UNDEFEATED: Difference, Bias, and Dialogue

Saturday, December 10, 2016
2–4:30 pm
Free

We are waking up post election, some scared, some angry, some moved towards change. Artist Dorit Cypis will guide participants through activities to help us confront discord together. We are undefeated if we are willing to move beyond fixed positions, explore skills to deeply recognize our differences, assess our bias, ask questions of one another and dialogue towards embodied change.

This workshop will explore:

  • Somatic reflection to ground
  • Movement through space to locate
  • Dynamic listening to hear difference
  • Bias awareness to recognize resistance
  • Dialogue to explore possibility

About Dorit Cypis

Dorit Cypis's work explores history, identity, and social relations through performance, photography, text, and social sculpture at diverse cultural contexts internationally. Her conflict engagement services and programs are offered for civic, cultural, and education groups.
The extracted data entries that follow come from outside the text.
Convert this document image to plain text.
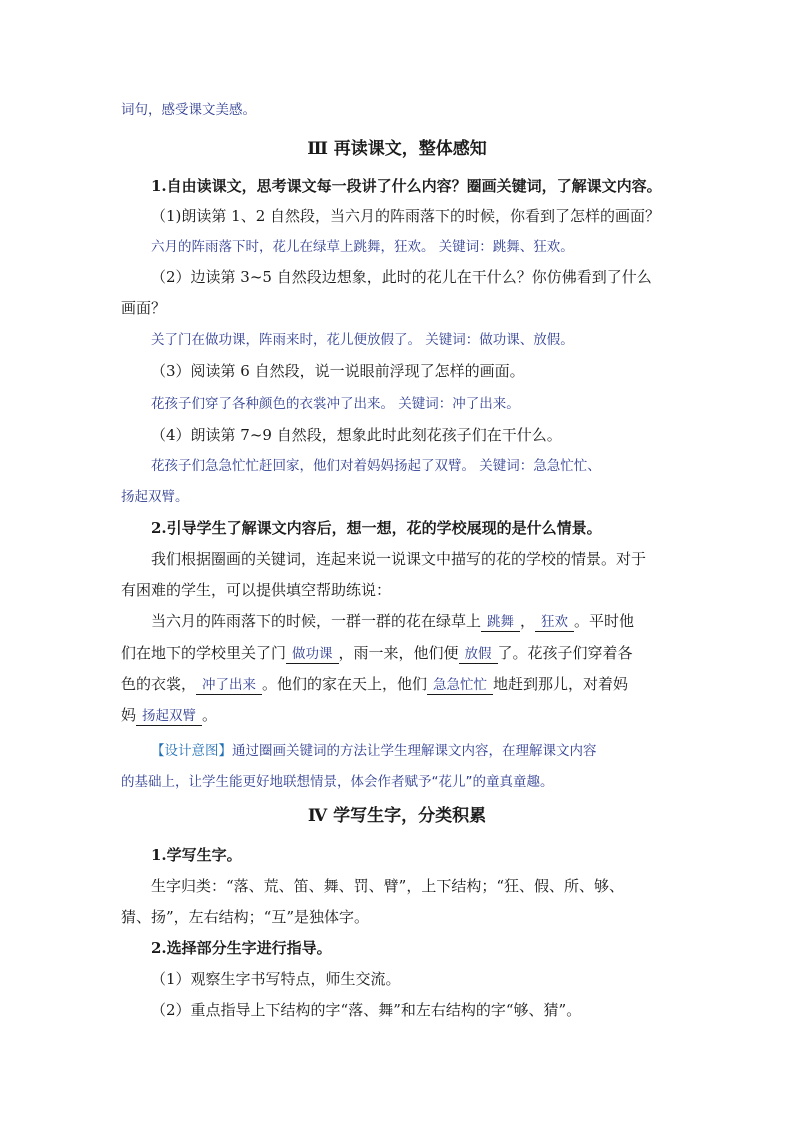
词句，感受课文美感。
Ⅲ 再读课文，整体感知
1.自由读课文，思考课文每一段讲了什么内容？圈画关键词，了解课文内容。
（1)朗读第 1、2 自然段，当六月的阵雨落下的时候，你看到了怎样的画面？
六月的阵雨落下时，花儿在绿草上跳舞，狂欢。 关键词：跳舞、狂欢。
（2）边读第 3~5 自然段边想象，此时的花儿在干什么？你仿佛看到了什么
画面？
关了门在做功课，阵雨来时，花儿便放假了。 关键词：做功课、放假。
（3）阅读第 6 自然段，说一说眼前浮现了怎样的画面。
花孩子们穿了各种颜色的衣裳冲了出来。 关键词：冲了出来。
（4）朗读第 7~9 自然段，想象此时此刻花孩子们在干什么。
花孩子们急急忙忙赶回家，他们对着妈妈扬起了双臂。 关键词：急急忙忙、
扬起双臂。
2.引导学生了解课文内容后，想一想，花的学校展现的是什么情景。
我们根据圈画的关键词，连起来说一说课文中描写的花的学校的情景。对于
有困难的学生，可以提供填空帮助练说：
当六月的阵雨落下的时候，一群一群的花在绿草上 跳舞 ， 狂欢 。平时他
们在地下的学校里关了门 做功课 ，雨一来，他们便 放假 了。花孩子们穿着各
色的衣裳， 冲了出来 。他们的家在天上，他们 急急忙忙 地赶到那儿，对着妈
妈 扬起双臂 。
【设计意图】通过圈画关键词的方法让学生理解课文内容，在理解课文内容
的基础上，让学生能更好地联想情景，体会作者赋予“花儿”的童真童趣。
Ⅳ 学写生字，分类积累
1.学写生字。
生字归类：“落、荒、笛、舞、罚、臂”，上下结构；“狂、假、所、够、
猜、扬”，左右结构；“互”是独体字。
2.选择部分生字进行指导。
（1）观察生字书写特点，师生交流。
（2）重点指导上下结构的字“落、舞”和左右结构的字“够、猜”。
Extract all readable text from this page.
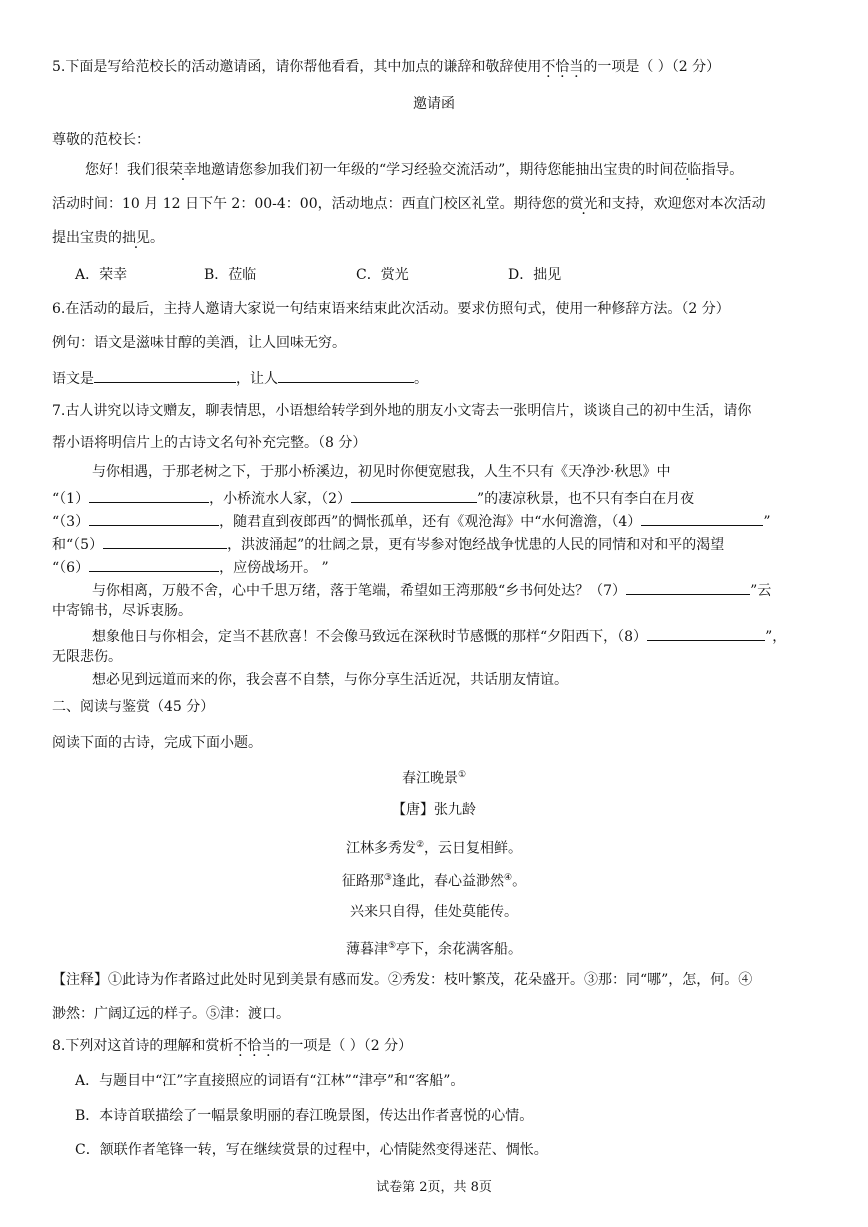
5.下面是写给范校长的活动邀请函，请你帮他看看，其中加点的谦辞和敬辞使用不恰当的一项是（ ）（2 分）
邀请函
尊敬的范校长：
您好！我们很荣幸地邀请您参加我们初一年级的“学习经验交流活动”，期待您能抽出宝贵的时间莅临指导。
活动时间：10 月 12 日下午 2：00-4：00，活动地点：西直门校区礼堂。期待您的赏光和支持，欢迎您对本次活动
提出宝贵的拙见。
A．荣幸	B．莅临	C．赏光	D．拙见
6.在活动的最后，主持人邀请大家说一句结束语来结束此次活动。要求仿照句式，使用一种修辞方法。（2 分）
例句：语文是滋味甘醇的美酒，让人回味无穷。
语文是	，让人	。
7.古人讲究以诗文赠友，聊表情思，小语想给转学到外地的朋友小文寄去一张明信片，谈谈自己的初中生活，请你
帮小语将明信片上的古诗文名句补充完整。（8 分）
与你相遇，于那老树之下，于那小桥溪边，初见时你便宽慰我，人生不只有《天净沙·秋思》中
“（1）	，小桥流水人家，（2）	”的凄凉秋景，也不只有李白在月夜
“（3）	，随君直到夜郎西”的惆怅孤单，还有《观沧海》中“水何澹澹，（4）	”
和“（5）	，洪波涌起”的壮阔之景，更有岑参对饱经战争忧患的人民的同情和对和平的渴望
“（6）	，应傍战场开。 ”
与你相离，万般不舍，心中千思万绪，落于笔端，希望如王湾那般“乡书何处达？（7）	”云
中寄锦书，尽诉衷肠。
想象他日与你相会，定当不甚欣喜！不会像马致远在深秋时节感慨的那样“夕阳西下，（8）	”，
无限悲伤。
想必见到远道而来的你，我会喜不自禁，与你分享生活近况，共话朋友情谊。
二、阅读与鉴赏（45 分）
阅读下面的古诗，完成下面小题。
春江晚景①
【唐】张九龄
江林多秀发②，云日复相鲜。
征路那③逢此，春心益渺然④。
兴来只自得，佳处莫能传。
薄暮津⑤亭下，余花满客船。
【注释】①此诗为作者路过此处时见到美景有感而发。②秀发：枝叶繁茂，花朵盛开。③那：同“哪”，怎，何。④
渺然：广阔辽远的样子。⑤津：渡口。
8.下列对这首诗的理解和赏析不恰当的一项是（ ）（2 分）
A．与题目中“江”字直接照应的词语有“江林”“津亭”和“客船”。
B．本诗首联描绘了一幅景象明丽的春江晚景图，传达出作者喜悦的心情。
C．颔联作者笔锋一转，写在继续赏景的过程中，心情陡然变得迷茫、惆怅。
试卷第 2页，共 8页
Current projects include: The Sighted See the Surface, an artwork honoring artist Michael Asher; North East Youth Council, guiding local youth as leaders of community enhancement projects and expansion of police relations; The Future of Policing, dialogues between communities and police across Los Angeles; Race Talk, facilitated dialogues on race identity. Dorit is a Founding Member of Mediators Beyond Borders, and past Chair, Middle East Initiative. She founded Kulture Klub Collaborative partnering artists and homeless youth to build expressions bridging survival and inspiration, and directed FAR, Foundation for Art Resources, partnering with private and public organizations to support cultural production in urban settings across LA.

Her essays have been published in art and mediation publications including most recently The Space of Conflict, Routledge Press. Dorit was awarded a Guggenheim Fellowship and a Rauschenberg Foundation Residency in 2014 as well as many previous awards. She earned a Masters of Fine Art, California Institute for the Arts, and Masters of Dispute Resolution, Pepperdine University.